Ungeduldige Hundemenschen neigen dazu, wieder auf Korrekturen zurückzugreifen, weil der Hund das Arbeiten mit positiver Verstärkung noch nicht richtig macht. Wenn man dann auf Korrekturen zurückfällt, kooperiert das Tier nicht mehr, sondern wird schlicht fügsam. Ein Tier, das bestraft wird, hört auf, aktiv mitzumachen und freiwillig zu lernen. Es versucht nur noch, keinen Ärger zu bekommen. Das bringt den Lernprozess auf den  Nullpunkt.  An diesem Punkt beklagen sich Trainer gern, daß diese Methode nicht effektiv wäre.
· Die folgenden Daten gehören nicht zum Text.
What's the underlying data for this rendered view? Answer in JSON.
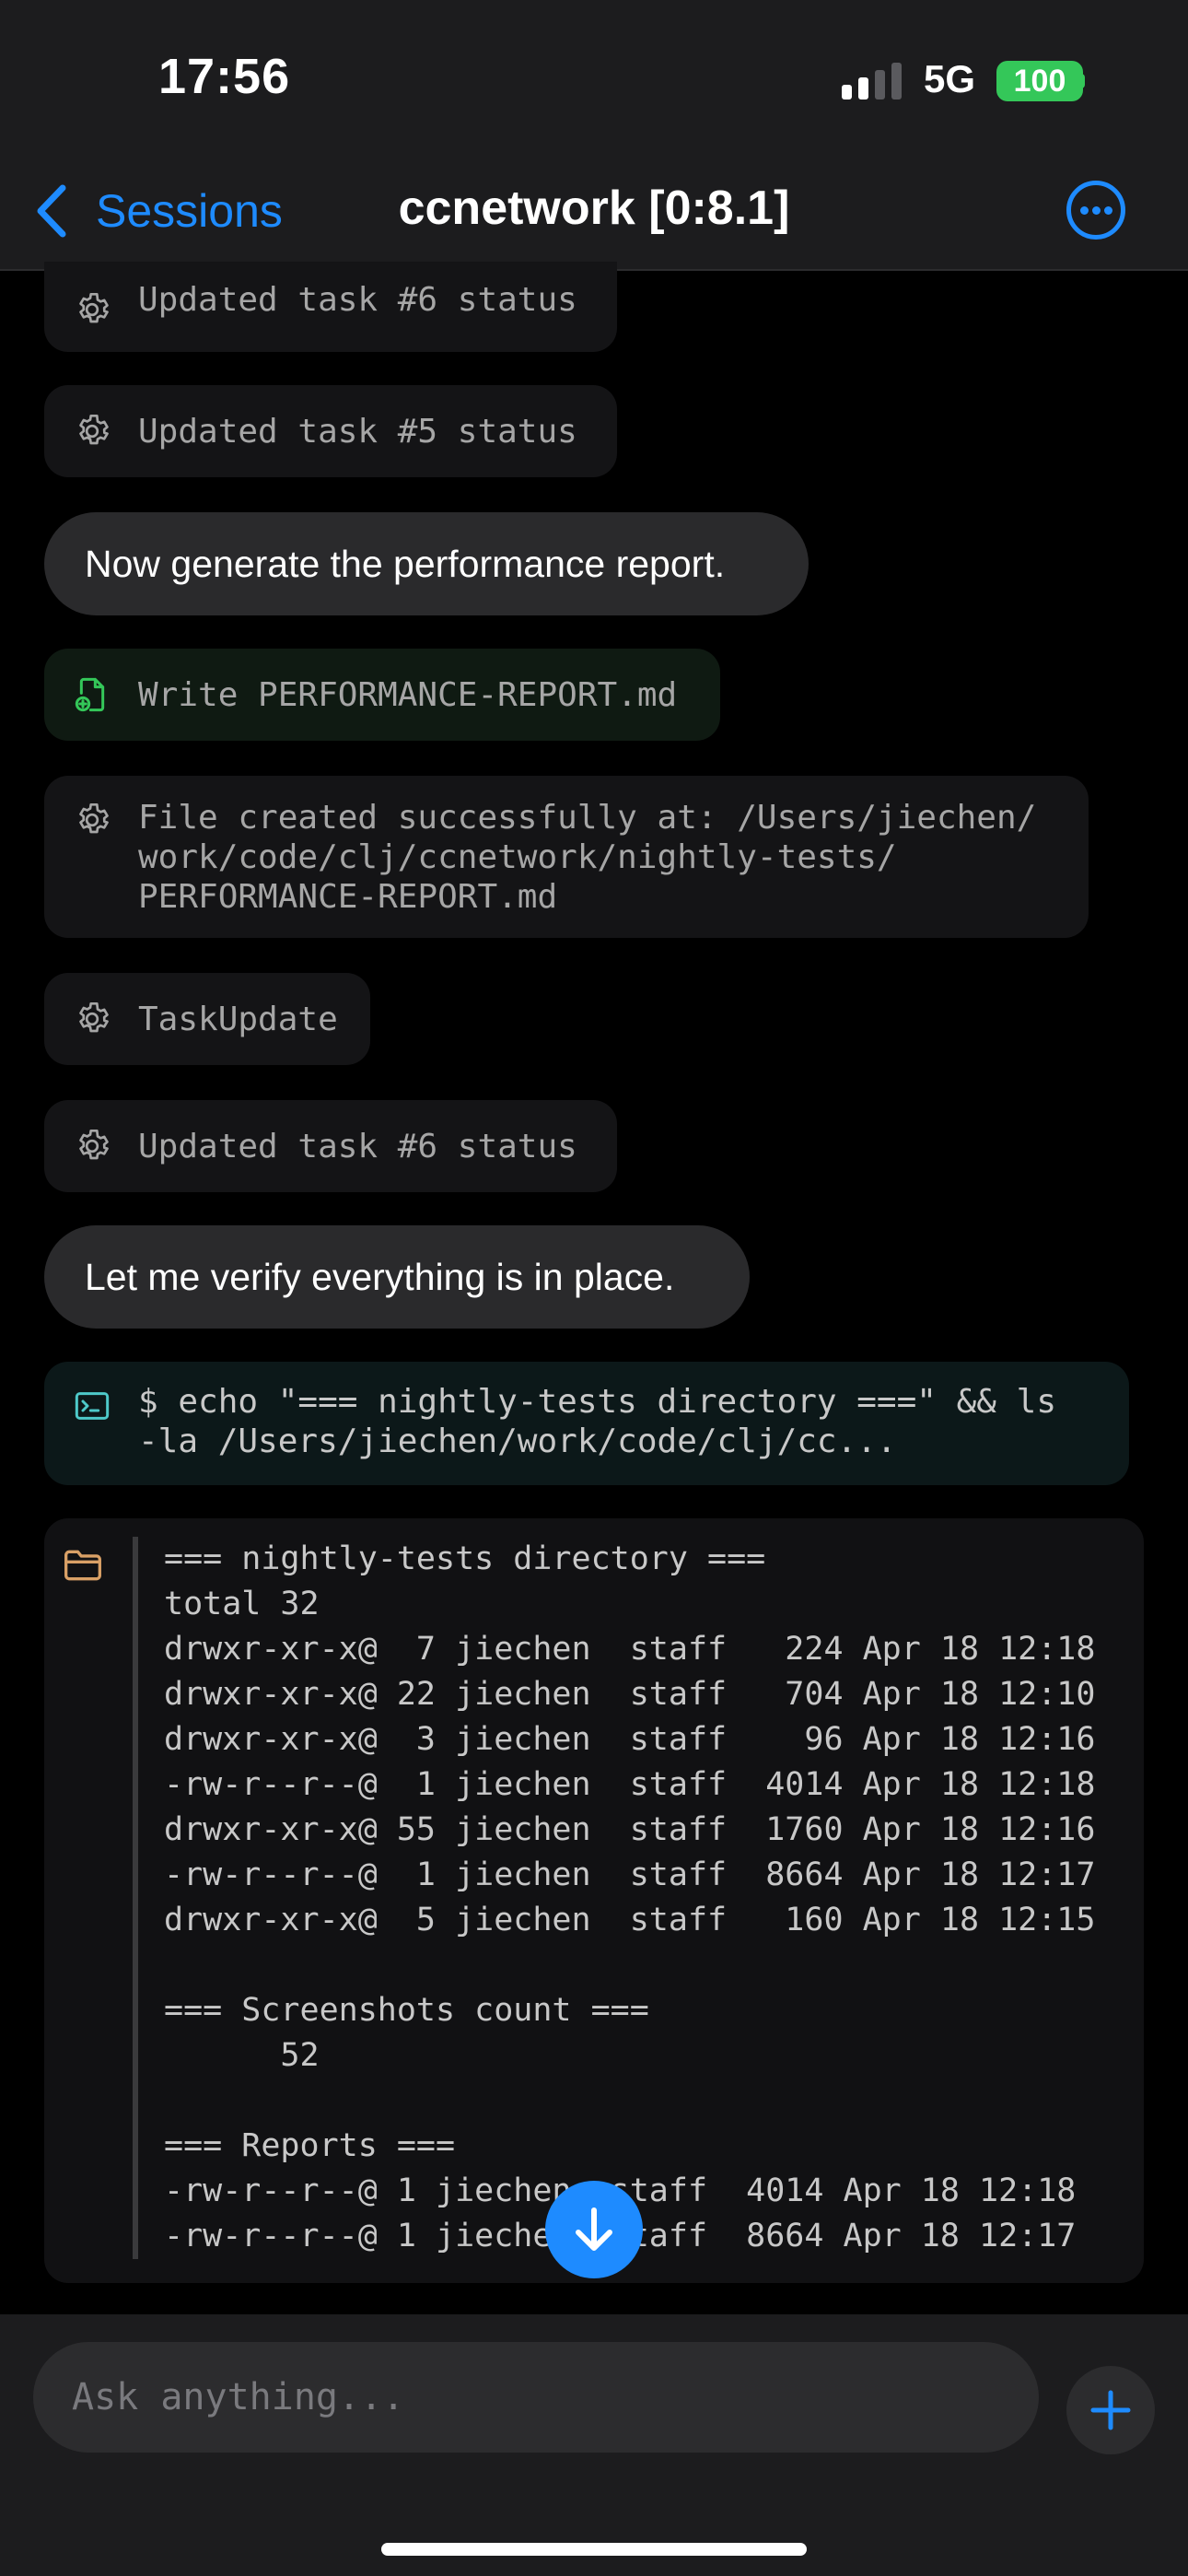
{
  "status_bar": {
    "time": "17:56",
    "network": "5G",
    "battery": "100"
  },
  "nav": {
    "back_label": "Sessions",
    "title": "ccnetwork [0:8.1]"
  },
  "messages": {
    "tool1": "Updated task #6 status",
    "tool2": "Updated task #5 status",
    "user1": "Now generate the performance report.",
    "write": "Write PERFORMANCE-REPORT.md",
    "file_created": [
      "File created successfully at: /Users/jiechen/",
      "work/code/clj/ccnetwork/nightly-tests/",
      "PERFORMANCE-REPORT.md"
    ],
    "task_update": "TaskUpdate",
    "tool3": "Updated task #6 status",
    "user2": "Let me verify everything is in place.",
    "bash": [
      "$ echo \"=== nightly-tests directory ===\" && ls",
      "-la /Users/jiechen/work/code/clj/cc..."
    ]
  },
  "output_lines": [
    "=== nightly-tests directory ===",
    "total 32",
    "drwxr-xr-x@  7 jiechen  staff   224 Apr 18 12:18",
    "drwxr-xr-x@ 22 jiechen  staff   704 Apr 18 12:10",
    "drwxr-xr-x@  3 jiechen  staff    96 Apr 18 12:16",
    "-rw-r--r--@  1 jiechen  staff  4014 Apr 18 12:18",
    "drwxr-xr-x@ 55 jiechen  staff  1760 Apr 18 12:16",
    "-rw-r--r--@  1 jiechen  staff  8664 Apr 18 12:17",
    "drwxr-xr-x@  5 jiechen  staff   160 Apr 18 12:15",
    "",
    "=== Screenshots count ===",
    "      52",
    "",
    "=== Reports ===",
    "-rw-r--r--@ 1 jiechen  staff  4014 Apr 18 12:18",
    "-rw-r--r--@ 1 jiechen  staff  8664 Apr 18 12:17"
  ],
  "composer": {
    "placeholder": "Ask anything..."
  },
  "colors": {
    "accent": "#1e8bff",
    "battery": "#34c759",
    "write_icon": "#34c759",
    "bash_icon": "#4ec9c9",
    "folder_icon": "#d9a066"
  }
}
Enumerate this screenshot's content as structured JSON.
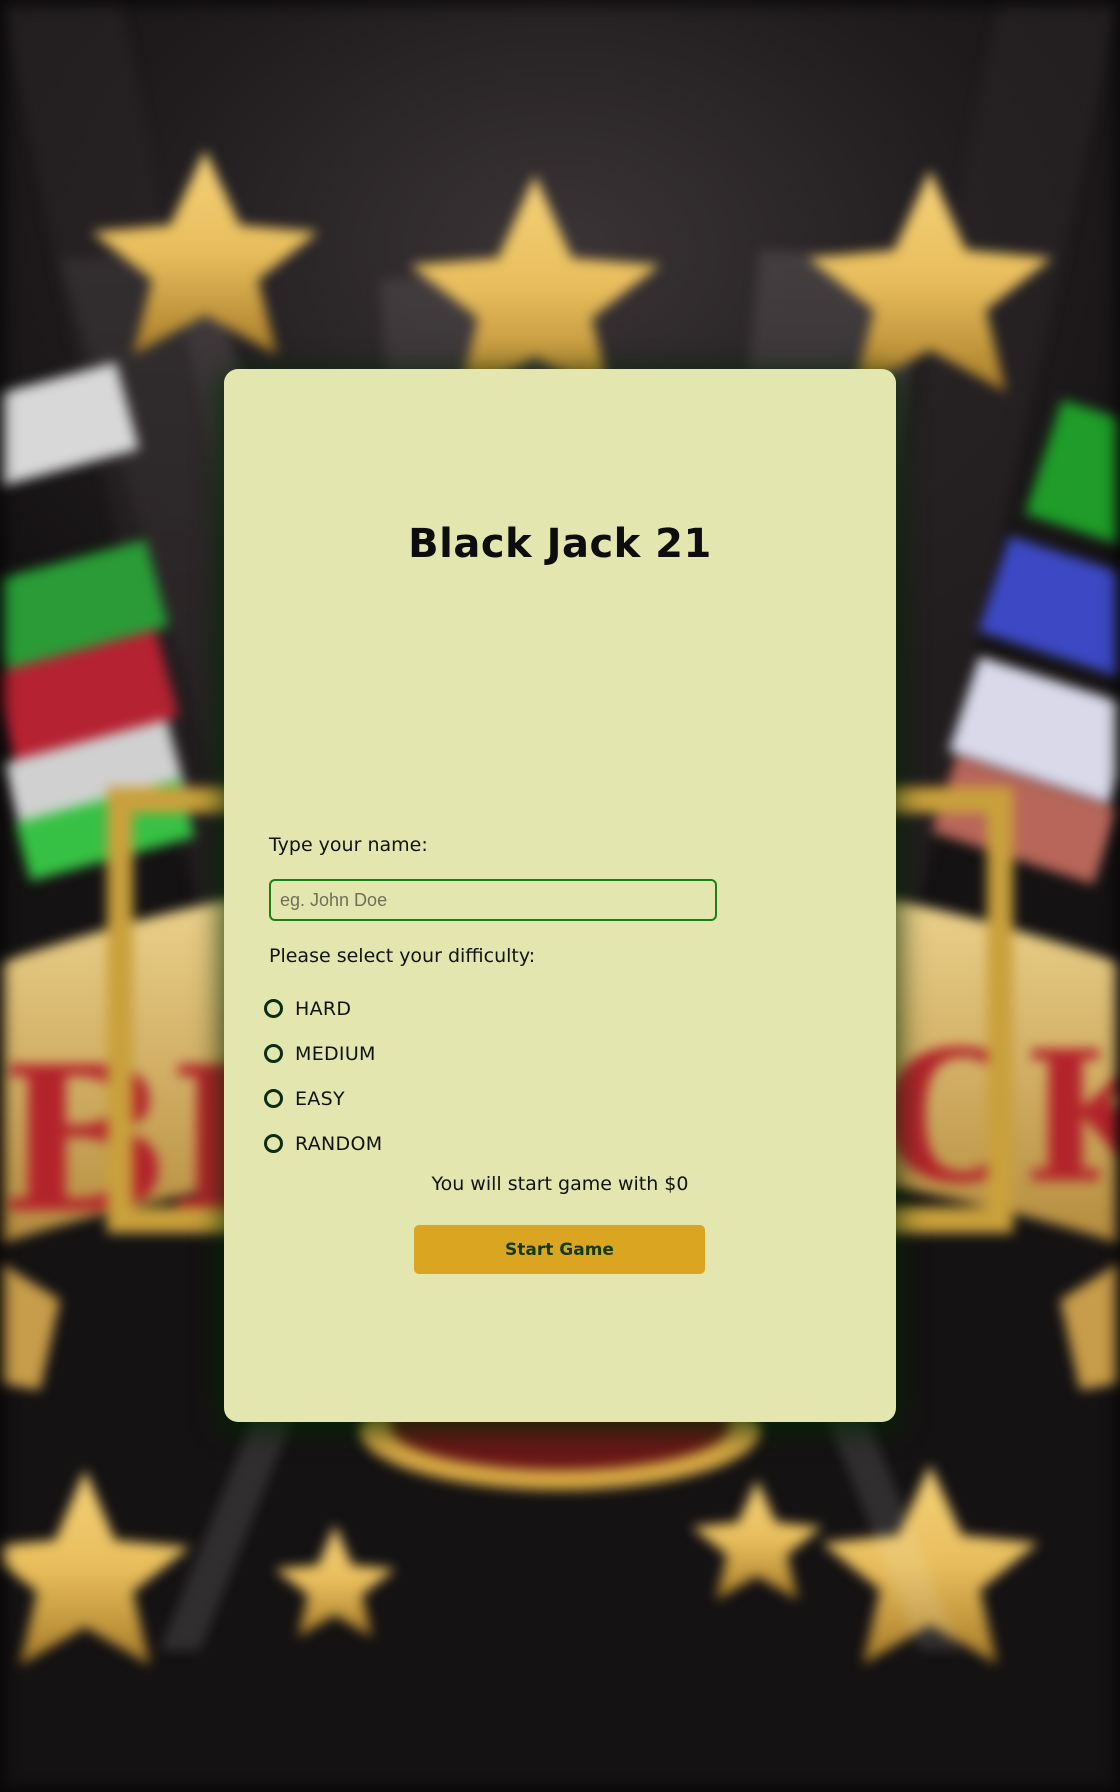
{
  "app": {
    "title": "Black Jack 21"
  },
  "form": {
    "name_label": "Type your name:",
    "name_placeholder": "eg. John Doe",
    "name_value": "",
    "difficulty_label": "Please select your difficulty:",
    "difficulties": [
      {
        "label": "HARD",
        "selected": false
      },
      {
        "label": "MEDIUM",
        "selected": false
      },
      {
        "label": "EASY",
        "selected": false
      },
      {
        "label": "RANDOM",
        "selected": false
      }
    ],
    "balance_text": "You will start game with $0",
    "start_button_label": "Start Game"
  },
  "colors": {
    "card_background": "#e3e6ae",
    "input_border": "#1d7d16",
    "button_background": "#daa520",
    "button_text": "#123a14",
    "radio_border": "#0c2d12"
  }
}
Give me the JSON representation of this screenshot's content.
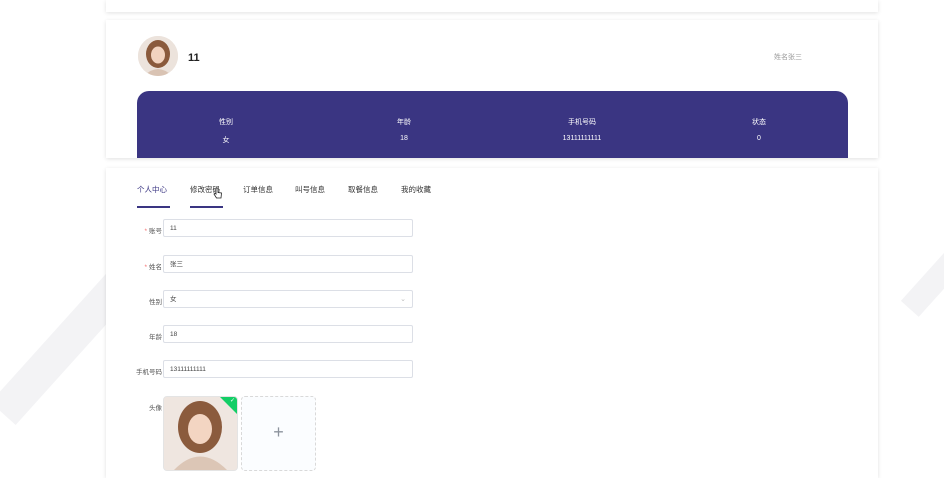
{
  "profile": {
    "username": "11",
    "name_hint": "姓名张三",
    "stats": [
      {
        "label": "性别",
        "value": "女"
      },
      {
        "label": "年龄",
        "value": "18"
      },
      {
        "label": "手机号码",
        "value": "13111111111"
      },
      {
        "label": "状态",
        "value": "0"
      }
    ]
  },
  "tabs": [
    {
      "label": "个人中心"
    },
    {
      "label": "修改密码"
    },
    {
      "label": "订单信息"
    },
    {
      "label": "叫号信息"
    },
    {
      "label": "取餐信息"
    },
    {
      "label": "我的收藏"
    }
  ],
  "form": {
    "account": {
      "label": "账号",
      "value": "11"
    },
    "name": {
      "label": "姓名",
      "value": "张三"
    },
    "gender": {
      "label": "性别",
      "value": "女"
    },
    "age": {
      "label": "年龄",
      "value": "18"
    },
    "phone": {
      "label": "手机号码",
      "value": "13111111111"
    },
    "avatar": {
      "label": "头像",
      "add_symbol": "+"
    }
  },
  "colors": {
    "accent": "#3a3582",
    "required": "#f56c6c",
    "upload_success": "#13ce66"
  }
}
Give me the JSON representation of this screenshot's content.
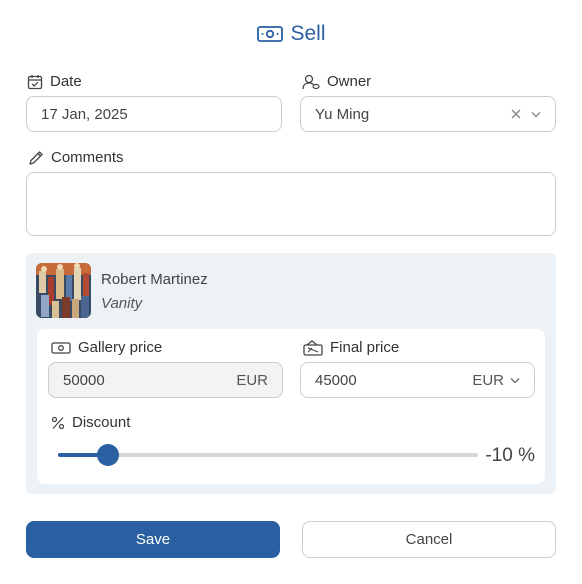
{
  "header": {
    "title": "Sell",
    "icon": "cash-icon"
  },
  "form": {
    "date": {
      "label": "Date",
      "value": "17 Jan, 2025"
    },
    "owner": {
      "label": "Owner",
      "value": "Yu Ming"
    },
    "comments": {
      "label": "Comments",
      "value": ""
    }
  },
  "artwork": {
    "artist": "Robert Martinez",
    "title": "Vanity"
  },
  "pricing": {
    "gallery": {
      "label": "Gallery price",
      "value": "50000",
      "currency": "EUR"
    },
    "final": {
      "label": "Final price",
      "value": "45000",
      "currency": "EUR"
    },
    "discount": {
      "label": "Discount",
      "display": "-10 %",
      "value_percent": 10,
      "slider_fraction": 0.12
    }
  },
  "actions": {
    "save": "Save",
    "cancel": "Cancel"
  },
  "colors": {
    "accent": "#2a5fa1",
    "panel": "#edf2f7",
    "border": "#c9ccd1"
  }
}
Nur allzuoft erwarten wir von unseren Hunden einen Hochschulabschluß, wenn sie noch nicht einmal die Grundschule beendet haben!

 

 

 

Bitte beachten Sie auch:

Hundeausbildung ist KEIN Wettrennen! Abhängig vom Typ und Temperament eines Hundes, seinem Gebäude und Arbeitswillen, sollte man sich realistische Ziele setzen. Ein freudig arbeitender Hund erhält man mit positiven Verstärker UND einem durchdachten schrittweisen Aufbau. Dadurch sollte ein Hund erst gar nicht oder so wenig wie möglich korrigiert werden müssen, um ihn nicht unnötig zu verwirren und ihm seine Motivation zu nehmen. Ein sicherer Hund reagiert und arbeitet souverän. Sicherheit erhält man auch durch einen lückenlosen Aufbau. Fehlt einer Übung ein oder mehrere Bausteine, wird sie früher oder später zusammen brechen. Der Hund wird unsicher und hat Streß. Streß blockiert; daher ist eine solide Basisarbeit ein Muß. 

 

 

Hunde sollen sich niemals davor fürchten, etwas falsch gemacht zu haben. Man kann kein Problem lösen, wenn man es nicht versteht! "Lesen" Sie Ihren Hund, analysieren Sie sein Verhalten und überarbeiten Sie Ihre Signale oder Übung. Es gibt mehrere Möglichkeiten, ein gewünschtes Ziel zu erreichen, aber lassen Sie Ihrem Hund in bestimmten Situationen niemals die Wahl! Seien Sie ihm ein verlässlicher Partner mit klaren Richtlinien, an dem er sich orientieren und dem er vertrauen kann!